Con dos
meses de anticipación, don Fernando Pasamano había preparado los pormenores de
este magno suceso. En primer término, su residencia hubo de sufrir una
transformación general. Como se trataba de un caserón antiguo, fue necesario
echar abajo algunos muros, agranda las ventanas, cambiar la madera de los pisos
y pintar de nuevo todas las paredes.
Esta
reforma trajo consigo otras y (como esas personas que cuando se compran un par
de zapatos juzgan que es necesario estrenarlos con calcetines nuevos y luego
con una camisa nueva y luego con un terno nuevo y así sucesivamente hasta
llegar al calzoncillo nuevo) don Fernando se vio obligado a renovar todo el
mobiliario, desde las consolas del salón hasta el último banco de la
repostería.

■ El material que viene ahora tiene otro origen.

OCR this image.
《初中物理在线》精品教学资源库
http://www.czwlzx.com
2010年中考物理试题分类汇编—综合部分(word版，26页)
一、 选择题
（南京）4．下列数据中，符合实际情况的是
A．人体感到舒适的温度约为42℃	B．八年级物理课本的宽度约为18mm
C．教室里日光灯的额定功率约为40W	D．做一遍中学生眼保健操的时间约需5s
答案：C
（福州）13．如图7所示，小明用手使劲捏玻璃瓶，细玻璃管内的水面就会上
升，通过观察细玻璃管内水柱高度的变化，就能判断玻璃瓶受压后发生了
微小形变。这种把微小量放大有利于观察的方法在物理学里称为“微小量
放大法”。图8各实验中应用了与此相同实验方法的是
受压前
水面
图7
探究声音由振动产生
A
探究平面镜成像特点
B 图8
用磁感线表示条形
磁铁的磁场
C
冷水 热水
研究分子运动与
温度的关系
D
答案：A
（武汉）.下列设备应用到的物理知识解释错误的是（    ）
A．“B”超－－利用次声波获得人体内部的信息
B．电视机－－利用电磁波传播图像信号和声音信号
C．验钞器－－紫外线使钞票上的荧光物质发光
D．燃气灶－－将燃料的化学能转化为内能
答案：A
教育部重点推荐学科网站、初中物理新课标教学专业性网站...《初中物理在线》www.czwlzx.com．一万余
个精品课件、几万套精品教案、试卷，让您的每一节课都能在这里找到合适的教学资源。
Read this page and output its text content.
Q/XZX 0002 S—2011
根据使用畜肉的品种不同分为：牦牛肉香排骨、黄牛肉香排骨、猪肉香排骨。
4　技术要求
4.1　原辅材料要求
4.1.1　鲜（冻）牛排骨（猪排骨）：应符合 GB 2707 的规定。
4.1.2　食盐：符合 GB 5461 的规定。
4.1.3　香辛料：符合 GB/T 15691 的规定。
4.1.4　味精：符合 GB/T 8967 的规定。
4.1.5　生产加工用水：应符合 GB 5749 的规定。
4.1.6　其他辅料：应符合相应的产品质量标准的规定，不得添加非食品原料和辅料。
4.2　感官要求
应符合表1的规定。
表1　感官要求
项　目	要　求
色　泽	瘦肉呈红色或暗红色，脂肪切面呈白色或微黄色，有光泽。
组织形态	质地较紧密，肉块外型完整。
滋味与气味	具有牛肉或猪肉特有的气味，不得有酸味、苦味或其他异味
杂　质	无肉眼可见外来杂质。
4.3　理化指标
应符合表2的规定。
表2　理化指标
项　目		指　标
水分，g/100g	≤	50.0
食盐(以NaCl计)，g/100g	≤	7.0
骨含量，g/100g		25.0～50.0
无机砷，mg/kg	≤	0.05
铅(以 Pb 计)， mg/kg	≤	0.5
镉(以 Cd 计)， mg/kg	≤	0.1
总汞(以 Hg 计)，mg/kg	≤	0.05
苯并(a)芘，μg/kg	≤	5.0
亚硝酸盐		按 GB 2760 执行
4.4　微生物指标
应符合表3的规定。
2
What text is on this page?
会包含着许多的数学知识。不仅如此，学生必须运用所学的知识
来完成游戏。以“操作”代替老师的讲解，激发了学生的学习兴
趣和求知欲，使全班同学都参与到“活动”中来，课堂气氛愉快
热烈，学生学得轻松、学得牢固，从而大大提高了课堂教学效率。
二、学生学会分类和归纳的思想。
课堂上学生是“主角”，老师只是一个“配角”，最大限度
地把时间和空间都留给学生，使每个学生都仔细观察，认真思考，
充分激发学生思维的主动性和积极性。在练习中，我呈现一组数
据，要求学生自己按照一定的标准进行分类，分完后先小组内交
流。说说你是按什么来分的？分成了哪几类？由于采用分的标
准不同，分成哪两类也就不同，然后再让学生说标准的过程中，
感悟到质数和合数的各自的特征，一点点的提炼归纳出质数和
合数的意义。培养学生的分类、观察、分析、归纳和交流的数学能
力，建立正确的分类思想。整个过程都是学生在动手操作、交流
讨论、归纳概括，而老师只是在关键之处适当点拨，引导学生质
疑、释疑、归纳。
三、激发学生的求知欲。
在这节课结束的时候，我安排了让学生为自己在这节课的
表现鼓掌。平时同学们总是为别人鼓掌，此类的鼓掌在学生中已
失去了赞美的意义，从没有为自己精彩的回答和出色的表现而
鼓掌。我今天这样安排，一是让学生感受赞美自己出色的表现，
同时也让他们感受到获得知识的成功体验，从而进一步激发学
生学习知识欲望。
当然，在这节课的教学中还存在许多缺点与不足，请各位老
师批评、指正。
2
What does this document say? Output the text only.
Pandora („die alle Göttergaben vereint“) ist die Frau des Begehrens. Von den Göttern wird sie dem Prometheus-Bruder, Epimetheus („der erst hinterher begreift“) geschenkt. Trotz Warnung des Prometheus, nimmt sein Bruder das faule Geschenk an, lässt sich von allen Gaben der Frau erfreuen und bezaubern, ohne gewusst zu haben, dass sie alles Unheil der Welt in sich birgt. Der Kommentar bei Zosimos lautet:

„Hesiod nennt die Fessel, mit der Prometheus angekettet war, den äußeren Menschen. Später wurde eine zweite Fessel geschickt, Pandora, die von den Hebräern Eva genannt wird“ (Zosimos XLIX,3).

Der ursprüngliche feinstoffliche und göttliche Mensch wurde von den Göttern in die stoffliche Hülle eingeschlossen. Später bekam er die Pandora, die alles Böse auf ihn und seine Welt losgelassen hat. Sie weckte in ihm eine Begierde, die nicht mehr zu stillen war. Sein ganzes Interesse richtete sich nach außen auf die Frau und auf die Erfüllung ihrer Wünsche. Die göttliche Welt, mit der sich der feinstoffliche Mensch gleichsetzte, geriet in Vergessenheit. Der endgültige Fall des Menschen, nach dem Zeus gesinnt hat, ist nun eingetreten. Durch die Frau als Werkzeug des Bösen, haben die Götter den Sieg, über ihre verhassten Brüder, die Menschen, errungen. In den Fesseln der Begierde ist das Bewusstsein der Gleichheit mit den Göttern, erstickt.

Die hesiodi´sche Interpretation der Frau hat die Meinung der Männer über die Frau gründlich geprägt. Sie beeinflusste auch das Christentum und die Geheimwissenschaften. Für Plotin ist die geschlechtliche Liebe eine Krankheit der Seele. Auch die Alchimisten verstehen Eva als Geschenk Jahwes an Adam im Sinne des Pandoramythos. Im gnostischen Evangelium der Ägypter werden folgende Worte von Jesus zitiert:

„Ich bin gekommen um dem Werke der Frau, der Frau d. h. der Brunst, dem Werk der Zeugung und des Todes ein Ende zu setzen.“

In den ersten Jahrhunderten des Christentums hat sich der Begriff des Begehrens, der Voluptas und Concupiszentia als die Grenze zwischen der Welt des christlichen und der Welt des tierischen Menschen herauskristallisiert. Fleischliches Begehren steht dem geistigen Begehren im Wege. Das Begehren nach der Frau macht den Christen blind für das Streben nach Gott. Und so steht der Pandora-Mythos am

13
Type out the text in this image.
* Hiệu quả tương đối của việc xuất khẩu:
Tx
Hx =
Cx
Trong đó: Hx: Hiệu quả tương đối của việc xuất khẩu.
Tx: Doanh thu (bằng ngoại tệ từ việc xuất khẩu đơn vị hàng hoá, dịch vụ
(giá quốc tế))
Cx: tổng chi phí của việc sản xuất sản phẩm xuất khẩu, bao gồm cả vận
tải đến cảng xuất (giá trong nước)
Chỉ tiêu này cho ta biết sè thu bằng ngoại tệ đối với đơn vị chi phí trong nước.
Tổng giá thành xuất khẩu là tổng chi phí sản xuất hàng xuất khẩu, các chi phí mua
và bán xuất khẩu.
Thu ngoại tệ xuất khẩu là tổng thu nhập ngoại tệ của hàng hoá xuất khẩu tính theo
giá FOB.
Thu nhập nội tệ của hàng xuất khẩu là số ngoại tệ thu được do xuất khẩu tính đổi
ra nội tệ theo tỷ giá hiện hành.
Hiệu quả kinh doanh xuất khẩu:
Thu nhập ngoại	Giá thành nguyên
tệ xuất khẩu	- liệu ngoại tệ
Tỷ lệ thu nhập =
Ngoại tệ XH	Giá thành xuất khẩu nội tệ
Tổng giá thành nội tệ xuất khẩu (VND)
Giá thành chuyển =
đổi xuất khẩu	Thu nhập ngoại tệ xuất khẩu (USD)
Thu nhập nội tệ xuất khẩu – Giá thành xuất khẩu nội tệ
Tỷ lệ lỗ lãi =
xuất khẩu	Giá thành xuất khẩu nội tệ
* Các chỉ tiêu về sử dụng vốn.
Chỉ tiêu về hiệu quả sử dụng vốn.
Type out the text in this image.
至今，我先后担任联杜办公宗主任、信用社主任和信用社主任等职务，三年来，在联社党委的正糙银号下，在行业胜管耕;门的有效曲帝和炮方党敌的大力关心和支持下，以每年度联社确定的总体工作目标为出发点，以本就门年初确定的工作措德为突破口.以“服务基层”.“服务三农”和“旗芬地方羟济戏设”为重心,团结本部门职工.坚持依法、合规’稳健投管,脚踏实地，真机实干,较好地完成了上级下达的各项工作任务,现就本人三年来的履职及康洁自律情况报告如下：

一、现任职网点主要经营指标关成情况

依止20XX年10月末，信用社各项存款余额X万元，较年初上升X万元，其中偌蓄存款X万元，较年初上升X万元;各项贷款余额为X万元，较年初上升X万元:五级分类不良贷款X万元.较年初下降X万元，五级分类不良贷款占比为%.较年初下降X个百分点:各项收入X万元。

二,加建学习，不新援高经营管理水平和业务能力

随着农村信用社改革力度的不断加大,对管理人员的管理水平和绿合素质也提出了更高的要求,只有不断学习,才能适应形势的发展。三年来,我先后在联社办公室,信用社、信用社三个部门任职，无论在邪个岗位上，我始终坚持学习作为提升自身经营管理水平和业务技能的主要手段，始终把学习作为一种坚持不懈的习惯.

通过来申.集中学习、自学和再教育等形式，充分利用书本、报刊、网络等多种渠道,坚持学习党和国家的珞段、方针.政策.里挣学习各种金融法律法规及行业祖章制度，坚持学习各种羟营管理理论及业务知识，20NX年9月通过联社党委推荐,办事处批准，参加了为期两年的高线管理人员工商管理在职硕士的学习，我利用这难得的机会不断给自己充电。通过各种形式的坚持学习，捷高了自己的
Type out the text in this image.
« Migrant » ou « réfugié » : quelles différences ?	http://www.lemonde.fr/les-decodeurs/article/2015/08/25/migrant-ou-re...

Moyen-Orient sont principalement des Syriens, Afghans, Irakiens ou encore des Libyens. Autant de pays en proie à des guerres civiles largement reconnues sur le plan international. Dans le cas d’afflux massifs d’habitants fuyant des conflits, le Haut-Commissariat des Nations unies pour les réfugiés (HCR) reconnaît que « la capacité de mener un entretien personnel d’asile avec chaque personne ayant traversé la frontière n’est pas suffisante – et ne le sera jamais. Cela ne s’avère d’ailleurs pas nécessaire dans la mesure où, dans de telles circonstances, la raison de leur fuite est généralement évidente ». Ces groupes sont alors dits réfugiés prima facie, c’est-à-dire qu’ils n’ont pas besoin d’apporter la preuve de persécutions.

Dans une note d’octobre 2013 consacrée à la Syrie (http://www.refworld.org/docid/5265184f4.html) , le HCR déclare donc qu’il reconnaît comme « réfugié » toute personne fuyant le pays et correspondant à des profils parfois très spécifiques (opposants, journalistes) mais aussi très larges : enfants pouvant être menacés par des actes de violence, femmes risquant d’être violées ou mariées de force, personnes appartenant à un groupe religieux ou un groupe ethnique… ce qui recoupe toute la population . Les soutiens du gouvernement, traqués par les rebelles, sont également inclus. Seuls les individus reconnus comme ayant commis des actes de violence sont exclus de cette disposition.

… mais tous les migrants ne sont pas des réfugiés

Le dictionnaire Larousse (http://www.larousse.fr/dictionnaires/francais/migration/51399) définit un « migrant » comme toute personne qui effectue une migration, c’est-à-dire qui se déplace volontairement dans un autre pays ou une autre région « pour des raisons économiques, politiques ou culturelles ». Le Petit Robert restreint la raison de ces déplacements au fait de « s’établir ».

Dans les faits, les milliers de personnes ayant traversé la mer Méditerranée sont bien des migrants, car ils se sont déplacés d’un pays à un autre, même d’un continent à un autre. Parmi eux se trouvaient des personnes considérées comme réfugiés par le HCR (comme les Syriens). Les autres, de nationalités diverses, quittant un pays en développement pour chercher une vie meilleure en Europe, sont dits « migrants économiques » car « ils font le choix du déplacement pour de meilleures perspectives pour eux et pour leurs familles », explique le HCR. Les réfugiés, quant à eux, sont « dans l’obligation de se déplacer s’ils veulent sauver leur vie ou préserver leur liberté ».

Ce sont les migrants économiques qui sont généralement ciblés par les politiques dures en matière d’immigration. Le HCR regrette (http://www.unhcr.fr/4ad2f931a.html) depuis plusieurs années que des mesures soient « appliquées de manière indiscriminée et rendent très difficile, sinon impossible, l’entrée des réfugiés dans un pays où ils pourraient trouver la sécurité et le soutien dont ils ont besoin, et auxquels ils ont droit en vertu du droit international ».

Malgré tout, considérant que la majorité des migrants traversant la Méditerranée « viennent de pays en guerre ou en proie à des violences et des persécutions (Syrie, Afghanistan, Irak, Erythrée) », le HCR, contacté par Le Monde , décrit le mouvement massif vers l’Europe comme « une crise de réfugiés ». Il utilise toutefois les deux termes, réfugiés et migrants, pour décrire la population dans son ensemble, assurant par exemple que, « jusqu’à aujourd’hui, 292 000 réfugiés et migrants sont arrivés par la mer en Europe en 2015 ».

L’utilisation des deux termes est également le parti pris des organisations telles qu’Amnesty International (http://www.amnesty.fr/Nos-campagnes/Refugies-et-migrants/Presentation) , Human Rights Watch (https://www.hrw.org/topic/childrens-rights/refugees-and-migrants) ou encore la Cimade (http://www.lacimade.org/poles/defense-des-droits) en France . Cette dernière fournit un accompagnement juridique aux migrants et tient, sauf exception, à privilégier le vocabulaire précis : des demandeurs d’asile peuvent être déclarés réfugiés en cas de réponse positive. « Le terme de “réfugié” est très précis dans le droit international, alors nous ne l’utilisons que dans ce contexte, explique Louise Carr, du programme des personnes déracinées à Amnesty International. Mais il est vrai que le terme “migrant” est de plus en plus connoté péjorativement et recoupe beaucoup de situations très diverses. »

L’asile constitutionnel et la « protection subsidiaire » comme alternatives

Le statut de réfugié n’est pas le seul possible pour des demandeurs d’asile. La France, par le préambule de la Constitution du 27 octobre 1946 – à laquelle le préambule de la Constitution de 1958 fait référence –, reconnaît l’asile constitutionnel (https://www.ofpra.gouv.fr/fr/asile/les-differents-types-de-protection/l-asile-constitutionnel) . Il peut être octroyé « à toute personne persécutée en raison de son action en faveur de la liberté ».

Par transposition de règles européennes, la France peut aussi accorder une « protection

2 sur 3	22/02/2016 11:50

Luego vinieron las alfombras, las lámparas, las cortinas y los
cuadros para cubrir esas paredes que desde que estaban limpias parecían más
grandes. Finalmente, como dentro del programa estaba previsto un concierto en
el jardín, fue necesario construir un jardín. En quince días, una cuadrilla de
jardineros japoneses edificaron, en lo que antes era una especie de huerta
salvaje, un maravilloso jardín rococó donde había cipreses tallados, caminitos
sin salida, laguna de peces rojos, una gruta para las divinidades y un puente
rústico de madera, que cruzaba sobre un torrente imaginario.
Lo más
grande, sin embargo, fue la confección del menú. Don Fernando y su mujer, como
la mayoría de la gente proveniente del interior, sólo habían asistido en su
vida a comilonas provinciales en las cuales se mezcla la chicha con el whisky y
se termina devorando los cuyes con la mano. Por esta razón sus ideas acerca de
lo que debía servirse en un banquete al presidente, eran confusas. La
parentela, convocada a un consejo especial, no hizo sino aumentar el
desconcierto. Al fin, don Fernando decidió hacer una encuesta en los
principales hoteles y restaurantes de la ciudad y así puedo enterarse que
existían manjares presidenciales y vinos preciosos que fue necesario encargar
por avión a las viñas del mediodía.
Cuando
todos estos detalles quedaron ultimados, don Fernando constató con cierta
angustia que en ese banquete, el cual asistirían ciento cincuenta personas,
cuarenta mozos de servicio, dos orquestas, un cuerpo de ballet y un operador de
cine, había invertido toda su fortuna. Pero, al fin de cuentas, todo dispendio
le parecía pequeño para los enormes beneficios que obtendría de esta recepción.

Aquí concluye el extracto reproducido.